Un altro vantaggio del valorizzazione ogni tipo di professione riguarda il fatto che molti studenti un giorno saranno genitori. Spesso, soprattutto per le donne, ci sono delle sfide da affrontare al termine del percorso di studi: per esempio, dopo aver svolto una certa professione per un periodo, decidono di lasciare il lavoro per occuparsi a tempo pieno della cura dei figli e della gestione della casa. Molte di loro vivono con un peso sul cuore, come se questa scelta rappresentasse uno spreco della propria vita. Non riescono a riconoscere quanto sia legittimo e prezioso dedicarsi alla gestione della casa e alla cura di chi non può badare a sé stesso.[5] Non comprendono l’idea che il lavoro per la famiglia, anche se non retribuito, potrebbe essere più significativo di quello che facevano prima. La nostra concezione gerarchica del lavoro ha conseguenze distruttive su molti fronti, compresa la sfera familiare.

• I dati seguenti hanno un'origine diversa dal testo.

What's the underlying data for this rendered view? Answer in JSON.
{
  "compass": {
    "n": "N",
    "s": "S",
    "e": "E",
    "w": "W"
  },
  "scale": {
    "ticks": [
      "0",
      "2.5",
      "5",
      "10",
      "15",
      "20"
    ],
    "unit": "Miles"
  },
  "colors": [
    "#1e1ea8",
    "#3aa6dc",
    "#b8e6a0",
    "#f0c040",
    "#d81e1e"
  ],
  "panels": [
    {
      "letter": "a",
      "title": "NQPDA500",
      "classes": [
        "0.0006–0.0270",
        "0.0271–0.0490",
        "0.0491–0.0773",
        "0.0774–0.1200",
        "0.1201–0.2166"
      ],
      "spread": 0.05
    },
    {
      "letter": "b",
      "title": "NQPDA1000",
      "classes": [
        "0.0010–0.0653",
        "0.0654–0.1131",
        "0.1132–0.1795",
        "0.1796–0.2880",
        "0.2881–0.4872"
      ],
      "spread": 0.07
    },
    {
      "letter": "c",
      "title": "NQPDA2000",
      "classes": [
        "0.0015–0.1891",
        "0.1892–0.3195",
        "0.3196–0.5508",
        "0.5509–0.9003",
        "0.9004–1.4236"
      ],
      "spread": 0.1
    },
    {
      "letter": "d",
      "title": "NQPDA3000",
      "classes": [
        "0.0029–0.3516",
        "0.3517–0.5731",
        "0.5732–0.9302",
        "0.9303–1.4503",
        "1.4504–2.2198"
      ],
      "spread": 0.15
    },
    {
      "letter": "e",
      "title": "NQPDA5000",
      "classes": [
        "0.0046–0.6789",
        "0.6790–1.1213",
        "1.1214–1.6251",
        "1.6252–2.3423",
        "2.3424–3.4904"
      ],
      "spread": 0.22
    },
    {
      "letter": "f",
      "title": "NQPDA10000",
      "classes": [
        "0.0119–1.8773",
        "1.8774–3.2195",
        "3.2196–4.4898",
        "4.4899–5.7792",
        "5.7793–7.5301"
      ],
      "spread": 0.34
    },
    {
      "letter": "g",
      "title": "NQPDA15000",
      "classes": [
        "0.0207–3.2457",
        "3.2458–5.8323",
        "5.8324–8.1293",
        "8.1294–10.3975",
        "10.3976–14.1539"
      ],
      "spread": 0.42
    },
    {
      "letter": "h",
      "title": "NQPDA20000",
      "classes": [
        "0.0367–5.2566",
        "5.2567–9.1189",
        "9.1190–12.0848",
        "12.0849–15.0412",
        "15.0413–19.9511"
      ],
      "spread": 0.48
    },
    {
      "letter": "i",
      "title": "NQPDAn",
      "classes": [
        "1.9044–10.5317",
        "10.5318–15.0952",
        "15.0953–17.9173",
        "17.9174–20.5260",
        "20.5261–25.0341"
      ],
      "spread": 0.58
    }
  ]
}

Riscopriamo il vero valore del lavoro, come inteso da Dio.
Tratto dal libro "Come fiorisce la vita umana?"
[1] Dorothy Sayers: Why Work, un discorso pronunciato il 23 aprile a Eastbourne, 1942, consultabile su: https://centerforfaithandwork.com/article/why-work-dorothy-sayers.
[2] John Piper, Don’t Waste Your Life, Crossway, 2003, p. 139.
[3] Piper, Don’t Waste Your Life, op. cit., pp. 140, 141.
[4] Ho appreso i seguenti insegnamenti dal pastore Timothy Keller. Un sermone in cui Keller insegna su questo argomento è disponibile sul sito web della “Redeemer Presbytean Church” (www.redeemer.com). Il sermone si intitola “Made for Stewardship” e risale al 22 ottobre 2002.
[5] Questa sfida si fa ancora più intensa poiché il sistema educativo separa le questioni della vita pratica dalle mansioni domestiche, lasciando agli individui il compito di apprenderle autonomamente. Così, gli studenti arrivano all’università e si laureano con capacità molto diverse, incluse le più basilari come cucinare, gestire il denaro, pulire la casa, ecc. Allo stesso modo, manca spesso l’esperienza nel prendersi cura di bambini piccoli o la comprensione degli aspetti fondamentali dello sviluppo infantile, il che rende al giorno d’oggi il passaggio alla genitorialità, in un certo senso, traumatico. Di solito, queste conoscenze sono determinate per lo più dal background familiare. Ne parlo perché i ministeri universitari e le chiese locali possono supportare gli studenti, aiutandoli a vivere un’esperienza più ricca e completa della vita. Per esempio, esorto continuamente gli studenti universitari a prestare servizio nella nursery, non soltanto per rispondere a un bisogno concreto, ma anche per imparare qualcosa sulla cura dei neonati.